Compared with general intellectual property rights such as trademarks, patents and copyrights, trade secrets have their particularity. In recent years, with the development of economy and the increasing number of trade secret disputes, the research in the field of trade secrets can not be ignored. Let's look at a case (simulation) first?
Factory A, the walls around the factory area are closed, leaving a gate, which is close to public roads, and the gate is closed at ordinary times. One day, the door was open, and it happened that a person from factory B passed by the door along the road and saw the new design of the products in the factory yard that had not yet been listed. So I kept it in mind and went back to the factory to put it into production and sales, and achieved benefits. Just as the gate of Factory A was opened, the staff of Factory C did not walk in front of the door, but climbed over the wall and entered the yard of Factory A. After seeing the new design of the product, they fled in a hurry and returned to the factory to put into production and sales. Less than two years after the incident, Factory A approached Factory B and Factory C respectively, believing that these two factories had infringed on their own trade secrets.
Analysis:
When a factory opens the door, it is a disadvantage for the personnel of B factory to see the product shape design, which belongs to confidentiality measures. A has lost its business secrets relative to B, and the personnel of B factory have the right of way. It is not an improper means to wait and see, so B factory does not constitute infringement.
The door of a factory is not used by C factory, and the fence is confidential relative to C factory, so A gave the business secret to C. C didn't get the information through A's door, but stole it over the wall, which is an improper means and constitutes an infringement of A's business secret.
As can be seen from the above cases, trade secrets are different from general intellectual property rights. In this case, if the design of Factory A is a patent, both factories constitute infringement. As for trademarks, patents and copyrights, as long as the defendant copies (uses) their objects for commercial purposes, no matter what means, it constitutes infringement. Trade secrets, on the other hand, can confront the confidentiality obligor and those who take improper means, but not those who obtain and use them through proper means. In practice, we must consider the behavior of both sides and pay attention to relativity.

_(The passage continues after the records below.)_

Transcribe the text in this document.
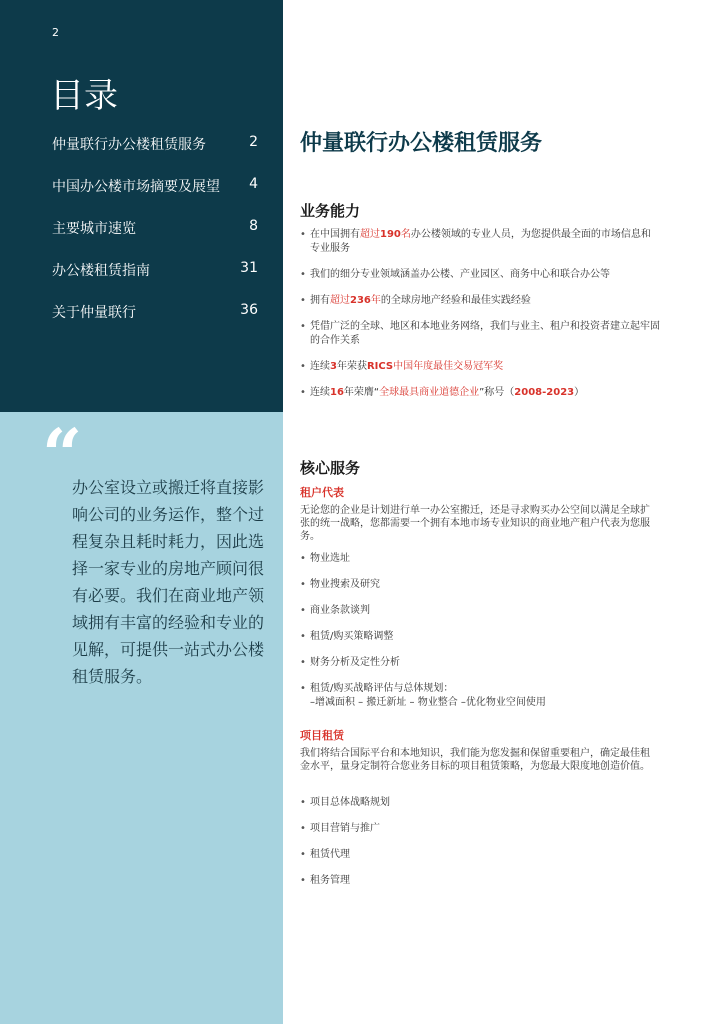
2
目录
仲量联行办公楼租赁服务	2
中国办公楼市场摘要及展望 4
主要城市速览	8
办公楼租赁指南	31
关于仲量联行	36
“

办公室设立或搬迁将直接影响公司的业务运作，整个过程复杂且耗时耗力，因此选择一家专业的房地产顾问很有必要。我们在商业地产领域拥有丰富的经验和专业的见解，可提供一站式办公楼租赁服务。

仲量联行办公楼租赁服务
业务能力
• 在中国拥有超过190名办公楼领域的专业人员，为您提供最全面的市场信息和专业服务
• 我们的细分专业领域涵盖办公楼、产业园区、商务中心和联合办公等
• 拥有超过236年的全球房地产经验和最佳实践经验
• 凭借广泛的全球、地区和本地业务网络，我们与业主、租户和投资者建立起牢固的合作关系
• 连续3年荣获RICS中国年度最佳交易冠军奖
• 连续16年荣膺“全球最具商业道德企业”称号（2008-2023）
核心服务
租户代表

无论您的企业是计划进行单一办公室搬迁，还是寻求购买办公空间以满足全球扩张的统一战略，您都需要一个拥有本地市场专业知识的商业地产租户代表为您服务。

• 物业选址
• 物业搜索及研究
• 商业条款谈判
• 租赁/购买策略调整
• 财务分析及定性分析
• 租赁/购买战略评估与总体规划：
–增减面积 – 搬迁新址 – 物业整合 –优化物业空间使用
项目租赁

我们将结合国际平台和本地知识，我们能为您发掘和保留重要租户，确定最佳租金水平，量身定制符合您业务目标的项目租赁策略，为您最大限度地创造价值。

• 项目总体战略规划
• 项目营销与推广
• 租赁代理
• 租务管理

The difference between trade secrets and general intellectual property rights lies in that the obligatory subjects of trademark rights, patent rights and copyrights of general intellectual property rights are not specific, and the object of their rights positioning is anyone (within the efficiency range of legal space), which has the effect of resisting a third party, is exclusive, exclusive and absolute, and is ownership.

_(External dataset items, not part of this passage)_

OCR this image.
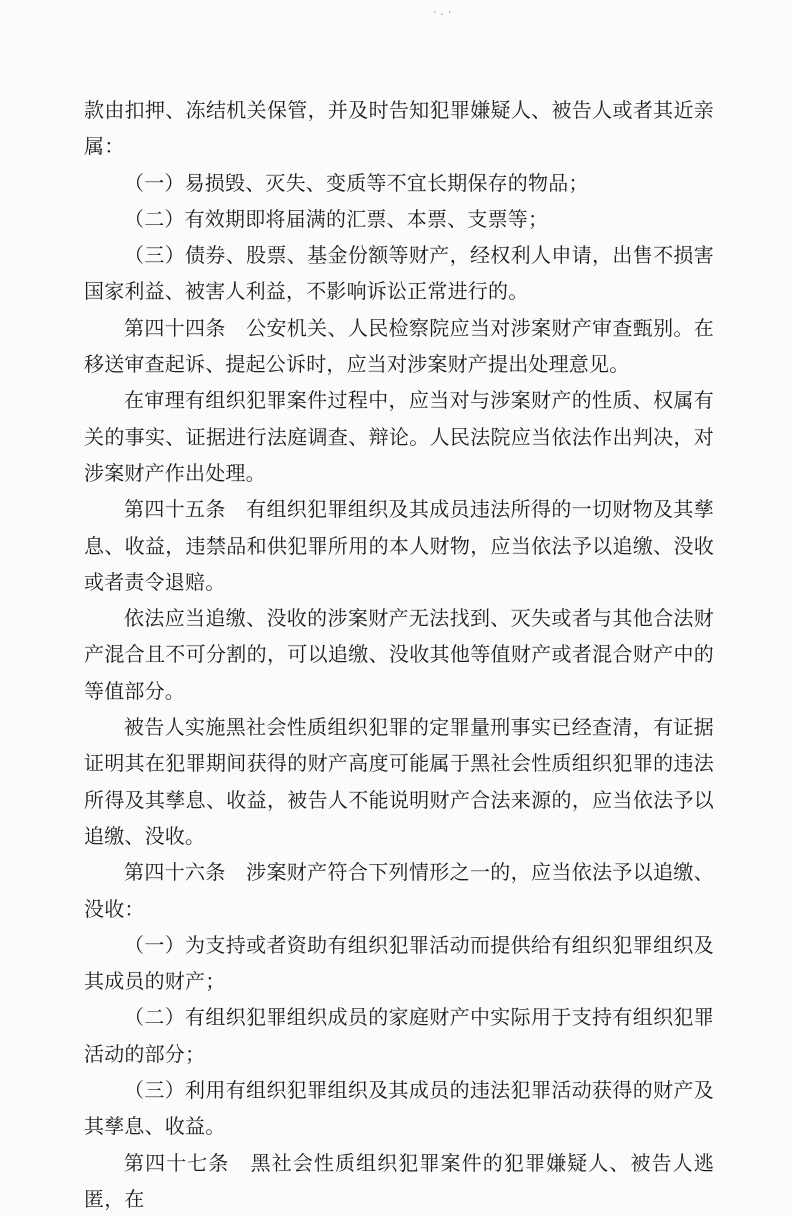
·.·

款由扣押、冻结机关保管，并及时告知犯罪嫌疑人、被告人或者其近亲属：

（一）易损毁、灭失、变质等不宜长期保存的物品；

（二）有效期即将届满的汇票、本票、支票等；

（三）债券、股票、基金份额等财产，经权利人申请，出售不损害国家利益、被害人利益，不影响诉讼正常进行的。

第四十四条　公安机关、人民检察院应当对涉案财产审查甄别。在移送审查起诉、提起公诉时，应当对涉案财产提出处理意见。

在审理有组织犯罪案件过程中，应当对与涉案财产的性质、权属有关的事实、证据进行法庭调查、辩论。人民法院应当依法作出判决，对涉案财产作出处理。

第四十五条　有组织犯罪组织及其成员违法所得的一切财物及其孳息、收益，违禁品和供犯罪所用的本人财物，应当依法予以追缴、没收或者责令退赔。

依法应当追缴、没收的涉案财产无法找到、灭失或者与其他合法财产混合且不可分割的，可以追缴、没收其他等值财产或者混合财产中的等值部分。

被告人实施黑社会性质组织犯罪的定罪量刑事实已经查清，有证据证明其在犯罪期间获得的财产高度可能属于黑社会性质组织犯罪的违法所得及其孳息、收益，被告人不能说明财产合法来源的，应当依法予以追缴、没收。

第四十六条　涉案财产符合下列情形之一的，应当依法予以追缴、没收：

（一）为支持或者资助有组织犯罪活动而提供给有组织犯罪组织及其成员的财产；

（二）有组织犯罪组织成员的家庭财产中实际用于支持有组织犯罪活动的部分；

（三）利用有组织犯罪组织及其成员的违法犯罪活动获得的财产及其孳息、收益。

第四十七条　黑社会性质组织犯罪案件的犯罪嫌疑人、被告人逃匿，在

Business secret is the right of people within a certain range to "take confidentiality measures". This right has no effect on a bona fide third party outside the scope of a specific person, because the third party is not a person within a specific scope and has no obligation to a specific person. At the same time, as long as it is not an improper means, even if the business secret information of the obligee is obtained, it is also possessed in good faith and can be implemented. This is different from general intellectual property rights, and the specific differences are as follows: First, unlike patent rights, patents are not allowed to be re-developed. Within the space effect of the law, no matter what means are used to obtain the same scheme as the patent, it cannot be implemented for commercial purposes. Secondly, unlike trademark rights, any third party other than the parties to a licensing contract has no right to use a registered trademark within the legal space. Third, unlike copyright, only the property right part can resist any third party other than the parties to the license contract.

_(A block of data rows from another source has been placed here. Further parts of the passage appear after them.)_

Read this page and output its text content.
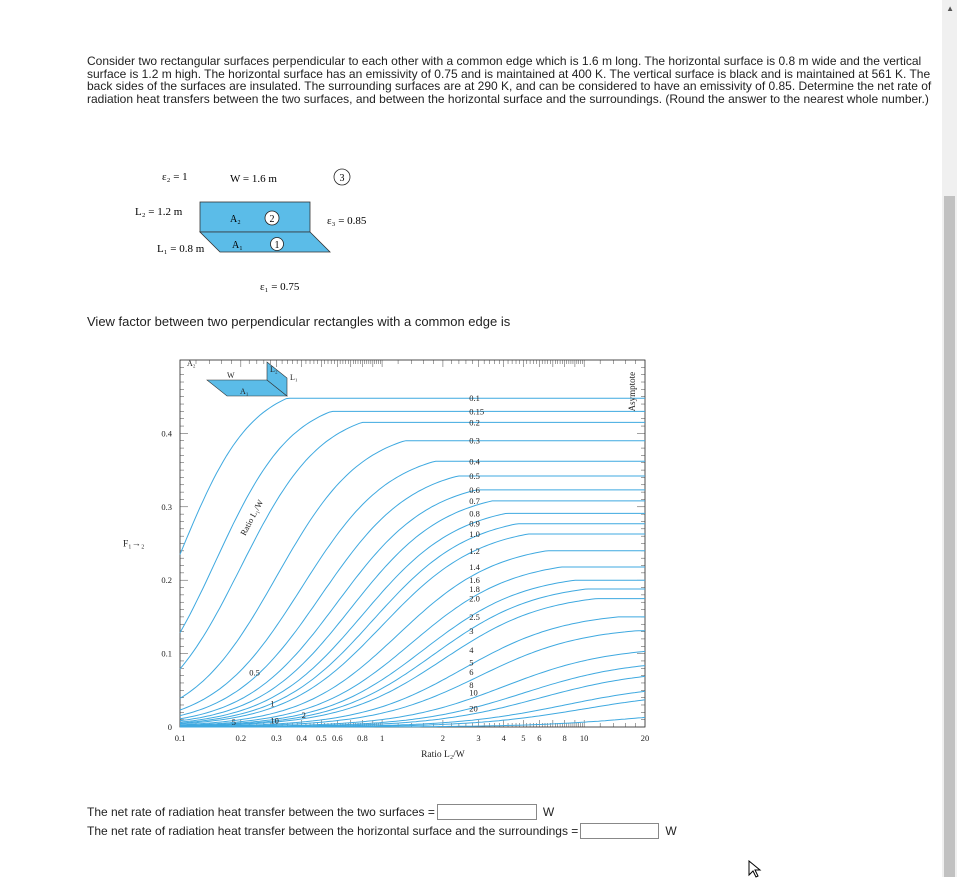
Consider two rectangular surfaces perpendicular to each other with a common edge which is 1.6 m long. The horizontal surface is 0.8 m wide and the vertical surface is 1.2 m high. The horizontal surface has an emissivity of 0.75 and is maintained at 400 K. The vertical surface is black and is maintained at 561 K. The back sides of the surfaces are insulated. The surrounding surfaces are at 290 K, and can be considered to have an emissivity of 0.85. Determine the net rate of radiation heat transfers between the two surfaces, and between the horizontal surface and the surroundings. (Round the answer to the nearest whole number.)
ε₂ = 1	W = 1.6 m	3
L₂ = 1.2 m
A₂	2	ε₃ = 0.85
L₁ = 0.8 m	A₁	1
ε₁ = 0.75
View factor between two perpendicular rectangles with a common edge is
0.1	0.2	0.3 0.4 0.5 0.6 0.8 1	2	3 4 5 6 8 10	20
0
0.1
0.2
0.3
0.4
Ratio L₂/W
F₁→₂
0.1
0.15
0.2
0.3
0.4
0.5
0.6
0.7
0.8
0.9
1.0
1.2
1.4
1.6
1.8
2.0
2.5
3
4
5
6
8
10
20
0.5
1
2
5	10
Ratio L₁/W
Asymptote
A₂
W
A₁
L₂
L₁
The net rate of radiation heat transfer between the two surfaces =	W
The net rate of radiation heat transfer between the horizontal surface and the surroundings =	W
▲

As can be seen from the above, trade secrets are different from general intellectual property rights. As a civil right, they have their own particularity, and the core is their relativity:
1. Relativity between specific debtors.
Trade secrets are produced by "taking certain security measures". This prerequisite determines that this right is a right relative to a specific person within the scope of confidentiality. It can't resist people who use proper means to master secrets other than specific people. It has no obvious exclusivity, exclusivity and exclusivity, and it is not an absolute right, but a relative right. In this sense, it is a creditor's right.
2. Correlation between confidentiality measures and improper means.
For people outside the scope of confidentiality, whether a certain degree of confidentiality measures can constitute legal confidentiality measures in actual cases is relative to the means of the other party. If there is evidence advantage after comparison, it can be considered as a legal confidentiality measure, and the other party also constitutes an improper means, and trade secrets exist. On the other hand, if there is no evidence advantage after comparison, it can be considered that it cannot constitute a legal confidentiality measure, and the other party becomes a legal means, and the business secret does not exist. In practice, other means with evidence advantage can also be considered as legitimate means, except that the other party adopts "reverse engineering" or "repeated research and development".
In the competition, enterprises should study how to use the principle of trade secrets and take appropriate measures to realize the trade secrets of their achievements. Otherwise, the results may become public information, rather than the object of trade secret rights, and property rights will be lost in vain. In the competition, enterprises should study how to use the principle of trade secrets and take appropriate measures to obtain information legally.